Não havia muito para fazer lá excepto dormir. Mas às vezes, ia lá também para ouvir a caixa de música da minha mãe, que abria em espelho, mostrava uma bailarina e tocava uma parte reconhecível da "Fur Elise". Era um exercício deliberado em melancolia enquanto os meus pais estavam no Porto.
Os móveis - cama, cómoda, armário - eram de um estilo parecido com o do quarto da minha Avó, mas mais claros, e brilhantes de verniz. Ao lado da cama, já colado à janela (aqui não havia acesso à varanda), repousou durante muito tempo um berço, melhor, uma caminha com guardas altas. Algures debaixo da cama havia malas antigas, que me pareciam de cartão, com tiras de couro e fivelas de cinto.

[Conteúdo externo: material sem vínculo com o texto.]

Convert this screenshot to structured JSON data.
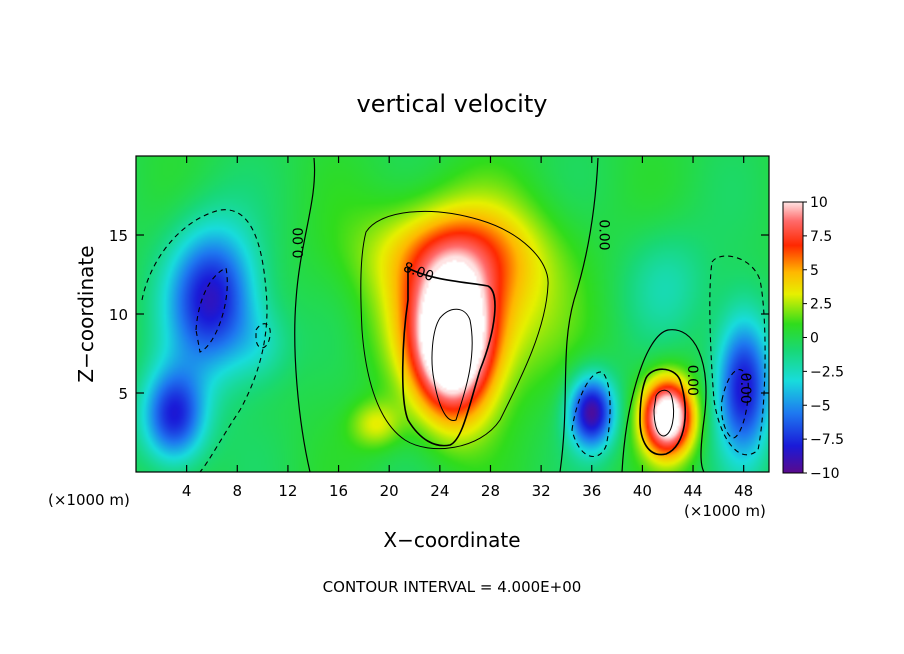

A cama era enorme para mim, e confortável. Não era sempre quente mas acabava por ficar, se nos fechássemos bem nos cobertores que ofereciam um calor pesado. Se estava mesmo frio, a Rosa trazia uma botija de água quente, que queimava mesmo através da saca, e que era preciso aprender a mexer e rolar perto dos pés. O melhor mesmo era quando a botija já tinha sido posta antes de se entrar na cama, enrolada no pijama. Vesti-lo no gelo do quarto era um prazer em si, aumentado pelo cheiro da roupa aquecida, entrecortado por pequenas escaldadelas.
Lembro-me de os meus primos serem pequenos e me quererem acordar para irmos brincar, e de eu os tentar convencer, sem ninguém acreditar mas em troca de mais uns segundos de olhos fechados, que ainda era noite e que a luz que vinha da janela era apenas a dos candeeiros da rua.